Redpolls In Winter - 11x14" - Oil on birch - From photo of the same name.
The use of technology goes well beyond that. Earlier in my photography days, I had bought Corel's Painter program - a sophisticated digital painting program - but I never really figured out how to use it. It was a complicated little program, and I eventually gave up. Then along comes all these mini-computers (iPhones, iPads, and the equivalents) and their apps. After watching a lady sit through a meeting sketching on her iPad I knew I had to give this digital painting another go. But still I couldn't really grasp the concept. It just seemed quicker and easier to do it by hand than try to draw so small using my big clumsy fingers. The other problem was the results always looked so fake. Sure, I'd seen other digital paintings posted online that looked quite amazing, but my results were never anything like that.
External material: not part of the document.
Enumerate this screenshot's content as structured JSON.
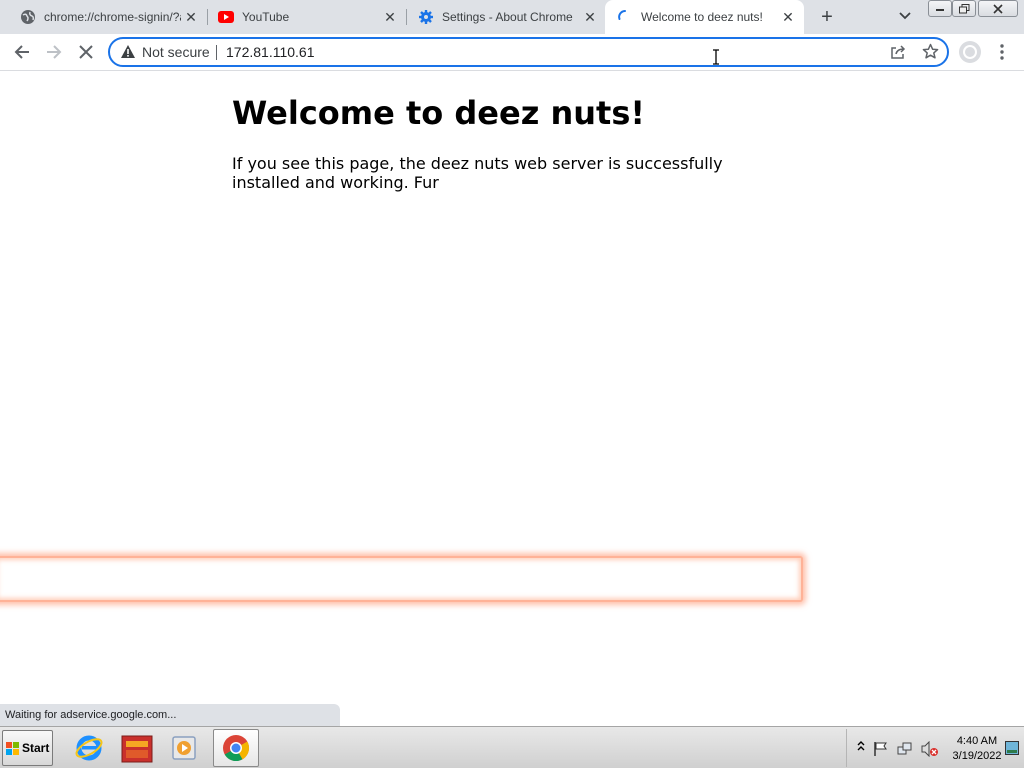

When I saw a friend mention signing up for a digital painting course, my interest was piqued. I looked up the course and loved what I saw, so signed up. The digital painting Green Fields above was one of my homework assignments. Slowly I'm getting it!

Am I going to replace my brushes with the stylus and go digital? Not likely. But taking the time to learn how to do a digital painting is going to pay off in the studio. I can use the technology to do quick sketches, or even a study painting to work out composition, values, colours, etc. It's not really any quicker to do it digitally. In fact it takes me way longer to create a digital painting than an oil one, but the benefit lies in the easy adjustment and manipulations (and the lack of clean up). It also lies in the portability of it.

We all know the artists mind never quits thinking about painting. While at that meeting or the doctors office, or other places you wouldn't be able to haul your paints out, you can work digitally on your phone or tablet.

Have a painting you are struggling with, or an element you can't quite resolve? Take a photo on your phone and bring it into one of the many excellent apps available for mobile devices. You can create a new layer and paint over top of your existing painting to work out the problem, then return to the studio with a solid plan to fix whatever was bugging you.

I did just that with the painting above, Redpolls In Winter. I was following the photo too closely, but it lacked the details to convincingly portray the turn of the left birds head. It looks strange. I'd scraped it out and repainted it a couple times, but still couldn't resolve the issue. So finally I took a photo and opened up my painting app and worked out the issue there. If I'd created a digital sketch before I'd started I wouldn't have had this struggle to begin with.

Redpolls In Winter - Digital painting to resolve bird.

This morning I'll head back to the studio and repaint that bird, with a plan on how to make his head turn in a more convincing manner.  Then it will be back to my digital painting course homework. 

Before incorporating digital technology into my painting process, I probably would have continued to struggle with the bird painting and eventually would have just given up on it, and put it into the "nice try, but not good enough" pile to be destroyed somewhere down the road. There are probably some traditionalists who will view incorporating technology like this into your work as a form of cheating. They are probably the same people who said digital photography was cheating and not real when that technology was just starting out. 

For them I say this: the painters of yesterday frowned up the use of the camera obscura, just the same as every new invention throughout history has been viewed with suspicion and disdain. The technology is here to stay and there will likely be some who misuse it and others that embrace it for the true potential it contains. All of the uses I have outlined can be accomplished with pen and paper, or brush and canvas, so it's really up to the artist to decide if the technology has value for them or not. Because I already do a lot of digital image work with my photography, it seems reasonable to use the technology to advance my painting skills.